304 pages, $16, Penguin
Charlotte Abbott edits "New in Paperback." A contributing editor for Publishers Weekly, she also leads a weekly chat on books and reading in the digital age every Friday from 4-5 p.m. ET on Twitter. Follow her at @charabbott or check out the #followreader hashtag .
Alexander McCall Smith, the prolific Scots writer constantly expanding his fictional empire with new series and stand-alone novels, is beginning to seem like the kilted literary equivalent of a celebrity chef maniacally darting between restaurants in his culinary kingdom. Staying on top of all of his running series — The No. 1 Ladies' Detective Agency, Isabel Dalhousie, Portuguese Irregular Verbs, 44 Scotland — must be daunting. But clearly, some people thrive on overstimulation.

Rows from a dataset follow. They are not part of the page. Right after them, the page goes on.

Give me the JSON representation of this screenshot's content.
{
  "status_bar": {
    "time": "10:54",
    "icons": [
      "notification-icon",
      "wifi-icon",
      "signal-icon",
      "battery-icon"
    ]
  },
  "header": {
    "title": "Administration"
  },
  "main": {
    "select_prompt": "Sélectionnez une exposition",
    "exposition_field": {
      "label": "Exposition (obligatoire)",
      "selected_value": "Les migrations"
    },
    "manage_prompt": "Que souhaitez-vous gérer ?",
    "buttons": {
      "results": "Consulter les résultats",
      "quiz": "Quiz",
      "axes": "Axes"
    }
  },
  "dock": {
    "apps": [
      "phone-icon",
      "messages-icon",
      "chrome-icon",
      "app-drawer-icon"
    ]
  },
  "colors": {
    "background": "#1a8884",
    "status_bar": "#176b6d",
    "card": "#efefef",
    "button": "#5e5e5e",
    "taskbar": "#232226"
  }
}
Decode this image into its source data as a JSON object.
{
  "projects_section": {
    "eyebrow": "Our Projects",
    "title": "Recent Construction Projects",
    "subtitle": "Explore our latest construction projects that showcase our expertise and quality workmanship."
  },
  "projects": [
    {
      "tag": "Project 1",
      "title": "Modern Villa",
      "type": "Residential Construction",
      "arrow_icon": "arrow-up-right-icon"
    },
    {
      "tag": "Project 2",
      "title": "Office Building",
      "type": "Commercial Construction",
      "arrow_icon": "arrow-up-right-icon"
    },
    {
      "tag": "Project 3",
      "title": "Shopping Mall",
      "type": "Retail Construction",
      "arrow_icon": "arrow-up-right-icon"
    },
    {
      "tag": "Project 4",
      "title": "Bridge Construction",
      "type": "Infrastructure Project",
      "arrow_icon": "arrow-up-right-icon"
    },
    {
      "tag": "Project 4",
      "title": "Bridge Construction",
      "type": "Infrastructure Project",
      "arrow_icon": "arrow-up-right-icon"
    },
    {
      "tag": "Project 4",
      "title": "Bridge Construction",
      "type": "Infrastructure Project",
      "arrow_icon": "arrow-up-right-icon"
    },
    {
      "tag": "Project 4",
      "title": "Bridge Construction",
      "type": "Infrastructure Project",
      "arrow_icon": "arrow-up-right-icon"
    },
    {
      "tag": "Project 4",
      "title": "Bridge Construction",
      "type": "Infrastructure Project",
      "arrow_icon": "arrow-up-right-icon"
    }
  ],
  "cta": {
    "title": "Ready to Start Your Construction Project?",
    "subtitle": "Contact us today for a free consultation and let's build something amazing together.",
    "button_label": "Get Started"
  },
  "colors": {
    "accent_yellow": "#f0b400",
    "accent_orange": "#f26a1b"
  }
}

In late 2008, McCall Smith channeled his spillover imagination into a comic serial novel about the inhabitants of a genteel, comfortably worn apartment block in London's Pimlico neighborhood. Originally published and podcast by the Daily Telegraph in 100 daily Web episodes, Corduroy Mansions is part of a grand old tradition of serialized novels. Two prominent practitioners were Charles Dickens and Fyodor Dostoyevsky, who often dashed off installments to keep creditors at bay. For McCall Smith, one assumes the pressures are internally imposed.
In book form, Corduroy Mansions shows its slightly disjointed, episodic provenance. Considerable charm, however, lies in the quirky collection of characters and high-spirited tone of this rambling tale. Among his protagonists is a Pimlico terrier named Freddie de la Hay, "who had been employed as a sniffer dog at Heathrow airport ... but had been dismissed as part of an affirmative action programme when it had been discovered that all the dogs at the airport were male." This led to "a policy of equal opportunity for female sniffer dogs." Sublimely ridiculous, of course, but for McCall Smith, a professor of legal ethics, it's yet another opportunity to ponder moral issues: "Should one treat animals fairly?" In other words, Corduroy Mansions is filled with McCall Smith's irrepressible, occasionally pedantic observations and prescriptions about how one ought and ought not to live and behave, though he leavens the earnestness with more silliness than usual.
On the top floor of Corduroy Mansions, William French is a prematurely stodgy, widowed wine dealer eager to push his rude 23-year-old son, Eddie, out of the nest. He finds help in this endeavor from his friend Marcia, a caterer who is equally eager to push her way into William's nest. Several young, unmarried women share the third floor flat directly beneath William's. Caroline is studying toward a master's degree in Fine Art and barking up the wrong tree with a classmate who may be gay. Jenny works as an assistant to an awful politician, Oedipus Snark; the running joke about him is that he is so dreadful, even his mother, who gave him that ridiculous name, can't stand him.
McCall Smith allows his imagination free rein, wandering from residents of Corduroy Mansions to characters only tangentially related to the building. There's some funny business with Snark's mother, a therapist, and her daft brother, who nearly electrocutes himself trying to recharge his car battery with direct current. McCall Smith wraps up his 100 installments with a celebratory party, but he leaves plenty of room to run off in new directions should he decide to take these characters out for another spin.